The verbage 'but to the rest'  in I Cor 7:12-14 puts the unequally yoked marriage(the marriage of an unbeliever to a believer) in a separate category.  The distinction between Paul's guidance and God's command implies a difference.    These differences really arise because of the actions of your partner, not you.  As far as it depends upon you, one should strive to always do the right thing.  Nevertheless, relationships are a two way street and depend on more than just our own actions.  How a believer is to respond really depends upon the actions of their partner.  The partner may be willing, unwilling, or just wanting to play games in the marriage.  What a believer can do from a biblical perspective is outlined below as follows:

  • ·         Decision 1: If the Unbeliever is willing to stay in the marriage

  The Loving thing is to stay committed to the willing unbeliever.     Ruth exemplifies how it is loving to adopt the willing heathen into the fold.  God shows himself faithful to the faithful.  Marriage always sanctifies a person.  If the unbeliever is willing to work on their character, then the believer should be willing to work with them.  God does not turn away anyone who honestly seeks him out.  God would want us to welcome the marriage partner who would want to stay with us.
  • ·         Decision 2:  If the Unbeliever is unwilling to stay in the marriage
The loving thing is also to let go of the unwilling unbeliever.  God hates divorce but He does sanction it when someone’s heart is hard.  God takes no pleasure in the death of people and yet He allows people to die all the time.  If people want nothing to do with you, it is not loving to try to coerce them to stay with you.  A believer is not in bondage to the marriage when the unbeliever departs.   The Law of Moses permits the Husband to let go of the captive wife.  God himself lets go of the unwilling unbeliever.  If we deny him, He will also deny us.  So God gives people up to what their heart desires, if their heart is not for him. 

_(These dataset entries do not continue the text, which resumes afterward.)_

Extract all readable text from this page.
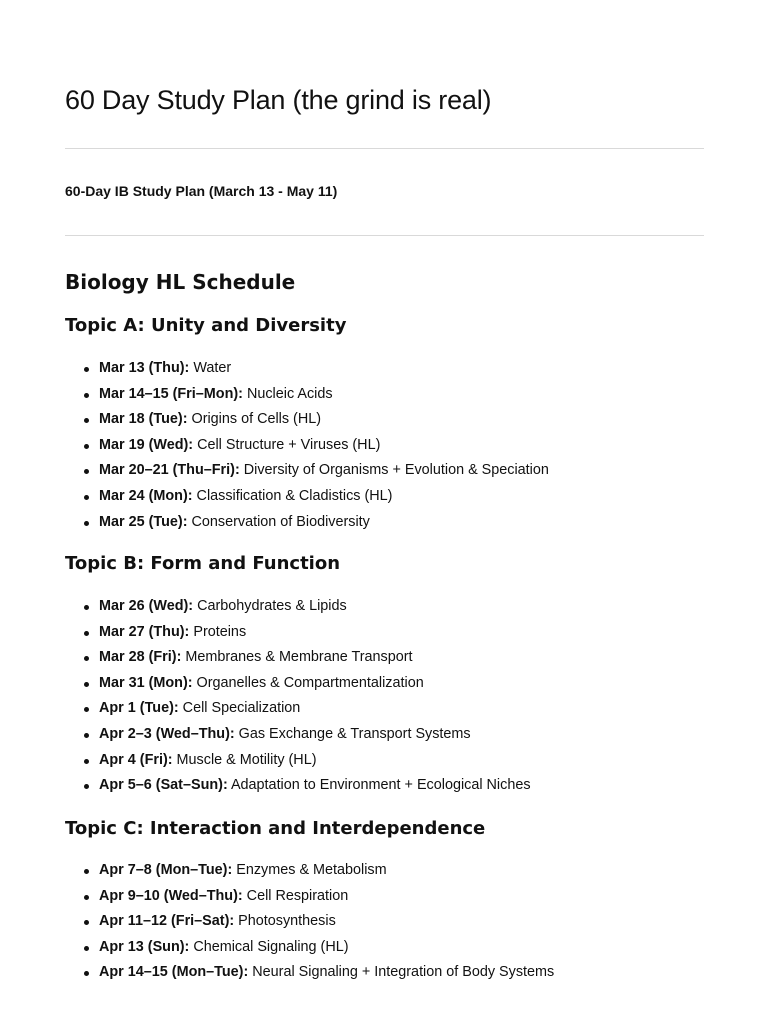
60 Day Study Plan (the grind is real)

60-Day IB Study Plan (March 13 - May 11)

Biology HL Schedule
Topic A: Unity and Diversity
Mar 13 (Thu): Water
Mar 14–15 (Fri–Mon): Nucleic Acids
Mar 18 (Tue): Origins of Cells (HL)
Mar 19 (Wed): Cell Structure + Viruses (HL)
Mar 20–21 (Thu–Fri): Diversity of Organisms + Evolution & Speciation
Mar 24 (Mon): Classification & Cladistics (HL)
Mar 25 (Tue): Conservation of Biodiversity
Topic B: Form and Function
Mar 26 (Wed): Carbohydrates & Lipids
Mar 27 (Thu): Proteins
Mar 28 (Fri): Membranes & Membrane Transport
Mar 31 (Mon): Organelles & Compartmentalization
Apr 1 (Tue): Cell Specialization
Apr 2–3 (Wed–Thu): Gas Exchange & Transport Systems
Apr 4 (Fri): Muscle & Motility (HL)
Apr 5–6 (Sat–Sun): Adaptation to Environment + Ecological Niches
Topic C: Interaction and Interdependence
Apr 7–8 (Mon–Tue): Enzymes & Metabolism
Apr 9–10 (Wed–Thu): Cell Respiration
Apr 11–12 (Fri–Sat): Photosynthesis
Apr 13 (Sun): Chemical Signaling (HL)
Apr 14–15 (Mon–Tue): Neural Signaling + Integration of Body Systems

  • ·         Decision 3: If the Unbeliever is willing to stay in the marriage but unfaithful to their commitment or to God.
The Believer is permitted to divorce the unfaithful unbeliever.   In cases of sexual immorality, does divorce and remarriage does not constitute adultery.    The Bible also requires marriage partners to live up to their relational expectations.  The Bible has recorded where the nation of Israel legally divorced their wives in mass before (Ezra 10:3, Ezra 10:11).  God himself encourages Abraham to send Hagar on her way.  Love does not delight in Evil, but rejoices with the truth.  God shows himself shrewd with the devious person.   If you are neither cold or hot, God will vomit you out himself.  If you are willing to stay but unwilling to play straight, God will make the divorce decision for you. Most people are unaware that God actually promises to bless those who divorce for the right reasons- his name sake!   

To summarize, the loving thing is always to remain committed as far as it depends upon you.  Divorce only becomes necessary when your spouse either does not want to continue in the relationship or does not want to faithfully fulfill their part of the deal.